BAB 3

17 2 2
                                    

Sambil mengetikkan kata-kata untuk LEAD atau paragraf pertama berisi informasi penting dari sebuah berita, otak bagian kananku mulai meracau. Di kepalaku mulai muncul bayangan sosok pria dengan mata cokelat kehitamannya yang malam itu menatap lekat padaku. Tatapan tajam namun membuatku tak berdaya.

Pandanganku masih terpaku pada monitor komputer di newsroom setelah kami selesai rapat program petang tadi. Tepatnya, aku tak bisa fokus dengan apa yang ku kerjakan. Masalahnya, di sebelahku adalah orang yang sesungguhnya paling sangat ingin ku hindari. Pria pemilik mata yang membuatku luluh itu.

Sebagai pendatang baru di program kami, Ezra tak mengalami kesulitan sama sekali menggunakan program yang dipakai kantor kami untuk mengolah berita. Nampaknya, ia juga sudah lihai. Aku sekali-sekali melirik ke monitor komputernya. Bertanya-tanya sambil memastikan apa kerjaannya itu benar. Aku sudah seperti senior yang sedang mengawasi dan siap mencari kesalahan juniornya.

Aku berlanjut untuk mendengarkan SOT (sound of tape) atau potongan dari pernyataan narasumber yang sudah didapatkan oleh reporter kami di lapangan. Sambil terfokus pada layar monitor, dengan yakin tangan kiri-ku ingin merogoh ear piece yang ada di sisi kiri meja.

Namun, hatiku terhenyak! Seperti jantungku berhenti mendadak satu kali detakan. Bukan ear piece yang kurasakan di jari-jariku, melainkan kulit yang halus. Aku menoleh ke arah sesuatu yang ku sentuh. Aku tak mampu lagi menoleh ke seseorang yang tangannya ku sentuh. Argh! Gumamku dalam hati. Mengapa tangan kanan dan mouse-nya itu di sebelah kiri-ku! Aku mengumpat penuh kekesalan sambil memperhatikan ear piece-ku yang berada di sebelah tangannya.

Pemuda itu tak berkomentar apapun. Tapi, pandangan matanya berhasil menghunus pipiku yang memerah. Aku segera menge-save pekerjaanku secepat mungkin, lalu langsung mematikan komputer di depanku.

Tanpa basa-basi dan penuh dengan rasa malu, aku segera bangkit dari tempat dudukku mengambil tas. Aku setengah berlari sampai Armi kaget dan memandangiku. Aku langsung mengambil alih komputer yang ada di paling ujung dari newsroom kami. Di mana pun, asal jauh-jauh dari presenter News Update itu.

Satu jam di tempat ini, aku mampu fokus dengan pekerjaanku. Aku berhasil membuat 3 item berita di segmen 1 seperti yang William minta.
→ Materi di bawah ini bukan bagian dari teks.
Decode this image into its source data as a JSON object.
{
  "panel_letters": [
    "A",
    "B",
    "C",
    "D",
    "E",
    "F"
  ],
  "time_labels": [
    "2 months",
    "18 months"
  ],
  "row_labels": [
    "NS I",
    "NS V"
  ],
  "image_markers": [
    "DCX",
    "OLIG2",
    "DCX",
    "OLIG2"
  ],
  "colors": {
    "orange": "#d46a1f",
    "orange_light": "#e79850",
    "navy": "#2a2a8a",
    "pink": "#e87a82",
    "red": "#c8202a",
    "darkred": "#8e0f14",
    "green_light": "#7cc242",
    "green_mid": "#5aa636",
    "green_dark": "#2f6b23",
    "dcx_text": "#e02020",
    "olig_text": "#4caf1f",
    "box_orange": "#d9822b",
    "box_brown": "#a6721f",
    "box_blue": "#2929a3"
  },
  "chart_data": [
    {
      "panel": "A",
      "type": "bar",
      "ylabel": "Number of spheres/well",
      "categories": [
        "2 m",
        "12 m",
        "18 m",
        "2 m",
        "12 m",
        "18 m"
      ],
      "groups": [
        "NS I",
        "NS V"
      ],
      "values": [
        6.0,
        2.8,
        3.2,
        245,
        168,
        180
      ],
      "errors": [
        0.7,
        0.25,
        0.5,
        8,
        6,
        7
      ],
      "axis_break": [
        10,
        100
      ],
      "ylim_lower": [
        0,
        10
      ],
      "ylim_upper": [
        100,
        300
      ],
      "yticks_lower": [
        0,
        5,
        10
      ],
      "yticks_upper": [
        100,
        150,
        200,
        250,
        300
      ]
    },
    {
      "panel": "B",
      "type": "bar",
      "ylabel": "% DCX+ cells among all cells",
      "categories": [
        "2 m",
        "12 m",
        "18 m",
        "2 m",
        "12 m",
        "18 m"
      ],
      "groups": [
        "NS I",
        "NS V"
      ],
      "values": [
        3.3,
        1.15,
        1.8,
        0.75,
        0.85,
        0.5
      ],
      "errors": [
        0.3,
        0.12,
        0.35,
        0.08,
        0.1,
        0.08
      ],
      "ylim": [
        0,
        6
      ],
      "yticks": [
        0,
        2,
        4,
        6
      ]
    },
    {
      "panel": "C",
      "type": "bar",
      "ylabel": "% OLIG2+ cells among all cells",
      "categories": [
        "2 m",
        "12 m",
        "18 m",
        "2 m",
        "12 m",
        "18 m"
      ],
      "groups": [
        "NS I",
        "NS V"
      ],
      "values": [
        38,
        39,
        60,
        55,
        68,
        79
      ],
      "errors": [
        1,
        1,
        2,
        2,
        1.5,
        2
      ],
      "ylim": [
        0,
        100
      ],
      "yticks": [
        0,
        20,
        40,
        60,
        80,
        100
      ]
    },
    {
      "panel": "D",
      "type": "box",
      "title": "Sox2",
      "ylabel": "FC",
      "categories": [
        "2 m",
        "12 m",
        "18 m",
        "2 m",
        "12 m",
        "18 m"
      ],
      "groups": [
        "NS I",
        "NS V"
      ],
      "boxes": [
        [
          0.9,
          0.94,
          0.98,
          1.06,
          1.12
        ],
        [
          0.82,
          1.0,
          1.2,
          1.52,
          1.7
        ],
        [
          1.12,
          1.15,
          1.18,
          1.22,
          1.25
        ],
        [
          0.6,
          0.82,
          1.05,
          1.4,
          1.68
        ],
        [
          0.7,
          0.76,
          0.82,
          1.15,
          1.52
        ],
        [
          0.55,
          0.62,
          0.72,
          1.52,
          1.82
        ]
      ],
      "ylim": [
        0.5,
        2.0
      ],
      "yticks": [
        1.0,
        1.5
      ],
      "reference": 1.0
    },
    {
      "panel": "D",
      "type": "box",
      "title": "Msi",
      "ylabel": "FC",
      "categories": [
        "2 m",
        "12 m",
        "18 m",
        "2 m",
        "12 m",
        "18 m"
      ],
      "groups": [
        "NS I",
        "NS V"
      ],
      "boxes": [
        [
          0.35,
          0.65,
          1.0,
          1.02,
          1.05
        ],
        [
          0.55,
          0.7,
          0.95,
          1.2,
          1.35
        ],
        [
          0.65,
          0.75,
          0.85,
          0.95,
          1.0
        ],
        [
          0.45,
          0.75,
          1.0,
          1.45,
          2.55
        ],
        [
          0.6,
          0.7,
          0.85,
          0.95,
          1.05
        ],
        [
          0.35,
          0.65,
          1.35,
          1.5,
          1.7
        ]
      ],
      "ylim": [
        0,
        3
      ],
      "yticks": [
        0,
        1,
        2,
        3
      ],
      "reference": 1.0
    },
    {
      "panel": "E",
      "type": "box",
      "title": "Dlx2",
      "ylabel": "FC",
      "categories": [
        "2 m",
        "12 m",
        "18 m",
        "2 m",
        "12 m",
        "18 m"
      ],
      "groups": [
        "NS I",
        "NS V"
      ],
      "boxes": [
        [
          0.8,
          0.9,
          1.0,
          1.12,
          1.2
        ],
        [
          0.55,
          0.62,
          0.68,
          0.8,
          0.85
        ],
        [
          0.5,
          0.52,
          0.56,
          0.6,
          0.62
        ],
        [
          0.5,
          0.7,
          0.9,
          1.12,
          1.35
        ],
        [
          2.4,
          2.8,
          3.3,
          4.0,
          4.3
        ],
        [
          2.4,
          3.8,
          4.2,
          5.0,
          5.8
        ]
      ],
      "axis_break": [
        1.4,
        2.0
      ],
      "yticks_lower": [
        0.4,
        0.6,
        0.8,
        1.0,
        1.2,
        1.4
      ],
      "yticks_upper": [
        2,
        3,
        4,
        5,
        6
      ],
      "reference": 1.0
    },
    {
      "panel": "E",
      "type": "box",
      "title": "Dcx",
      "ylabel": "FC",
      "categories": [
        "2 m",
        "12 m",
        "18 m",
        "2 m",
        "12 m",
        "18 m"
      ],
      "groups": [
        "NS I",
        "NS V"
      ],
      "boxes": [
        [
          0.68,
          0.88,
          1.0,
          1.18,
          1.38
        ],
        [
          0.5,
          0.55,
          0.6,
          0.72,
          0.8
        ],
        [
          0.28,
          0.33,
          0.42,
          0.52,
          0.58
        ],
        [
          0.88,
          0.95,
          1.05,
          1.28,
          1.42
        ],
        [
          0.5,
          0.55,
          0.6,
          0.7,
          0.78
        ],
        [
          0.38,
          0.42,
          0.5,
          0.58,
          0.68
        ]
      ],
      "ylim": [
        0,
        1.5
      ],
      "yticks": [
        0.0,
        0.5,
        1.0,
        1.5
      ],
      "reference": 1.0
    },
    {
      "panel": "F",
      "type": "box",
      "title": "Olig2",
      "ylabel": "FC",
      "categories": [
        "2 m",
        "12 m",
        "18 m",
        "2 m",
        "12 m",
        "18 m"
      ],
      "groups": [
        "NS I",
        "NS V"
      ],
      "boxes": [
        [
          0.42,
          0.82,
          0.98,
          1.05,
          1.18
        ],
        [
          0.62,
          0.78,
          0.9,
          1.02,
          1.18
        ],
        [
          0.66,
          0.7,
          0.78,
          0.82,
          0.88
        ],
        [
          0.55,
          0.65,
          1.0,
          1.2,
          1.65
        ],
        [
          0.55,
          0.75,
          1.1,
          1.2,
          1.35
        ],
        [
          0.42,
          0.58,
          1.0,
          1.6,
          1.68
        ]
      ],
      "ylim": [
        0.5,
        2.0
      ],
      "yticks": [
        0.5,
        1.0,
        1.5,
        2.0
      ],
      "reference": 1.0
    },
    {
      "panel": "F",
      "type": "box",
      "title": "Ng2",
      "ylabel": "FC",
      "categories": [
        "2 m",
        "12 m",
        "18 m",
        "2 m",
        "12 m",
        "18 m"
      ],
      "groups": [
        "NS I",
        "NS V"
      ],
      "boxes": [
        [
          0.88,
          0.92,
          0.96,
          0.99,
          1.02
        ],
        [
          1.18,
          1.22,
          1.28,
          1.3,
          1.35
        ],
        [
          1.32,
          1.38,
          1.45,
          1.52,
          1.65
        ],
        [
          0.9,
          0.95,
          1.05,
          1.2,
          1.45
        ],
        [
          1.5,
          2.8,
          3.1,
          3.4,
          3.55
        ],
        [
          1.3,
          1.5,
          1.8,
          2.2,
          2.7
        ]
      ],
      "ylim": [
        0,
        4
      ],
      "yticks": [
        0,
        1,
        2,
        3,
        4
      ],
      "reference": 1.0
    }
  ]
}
Aku juga telah berkoordinasi dengan reporter bernama Selina Ardiwiratama untuk laporan langsungnya nanti.

Aku beristirahat sejenak. Menghela nafas sambil merebahkan punggungku di kursi. Ketika mengedarkan pandangan, seseorang terlihat memperhatikanku. Pandangannya membuat hatiku tergelitik. Pemuda itu lagi.

* * * * *

Bumper in program petang terdengar melalui Control Room ruang siaran HKTV. Aku tidak bertugas sebagai show producer, tapi aku bersiaga di belakang kaca ruang control room, karena ada live report dari reporter dari lapangan di salah satu segmen yang ku pegang.

Dua orang presenter di dalam ruangan dengan background hijau di dalam sana mulai menyapa pemirsa. Presenter cowok dengan badan agak gemuk bernama Denny Roberto menyapa pemirsa yang menontonnya dengan cara yang lihai. Senyumnya terus mengembang sembari ditimpali oleh presenter cewek dengan kecantikannya yang luar biasa, Ratu Marina. Kharisma-nya membuat para kru di control room terutama yang cowok-cowok menjadi hanya terfokus padanya.

Raut keduanya yang tadi sangat ramah dan tersenyum saat menyapa pemirsa di rumah, langsung berubah ketika masuk pada berita pertama. Kali ini kami menyajikan informasi mengenai rentetan pembunuhan yang belakangan sering terjadi. Denny dan Ratu berhasil menyampaikan peristiwa itu dengan nada serius dan penuh penekanan. 

Hari ini, aku membaca media on-line dan membaca naskah dari reporter mengenai peristiwa pembunuhan di bilangan Jakarta Selatan. Pembunuhan satu keluarga itu masih didalami oleh pihak kepolisian. Belum ada motif yang menjadi kesimpulan.

Pikiranku buyar karena aku harus menelpon reporter dari lokasi kejadian. Aku masuk ke control room dan menuju telepon di meja panel. Setelah mengetikan nomor handphone Selina Ardiwiratama, nada sambung pun terdengar.

"Halo ..." jawabnya di seberang.

"Hai, Sel .. sekitar 10 menit lagi kita naik untuk live report ya!" kataku. "Please, stand by ..." kataku lagi. "Pertanyaannya sama seperti yang sudah kita bahas sebelumnya ya. Pertanyaan pertama bagaimana jalannya olah tempat kejadian perkara oleh polisi di sana? Dan kedua apakah pelaku sudah diketahui," jelasku.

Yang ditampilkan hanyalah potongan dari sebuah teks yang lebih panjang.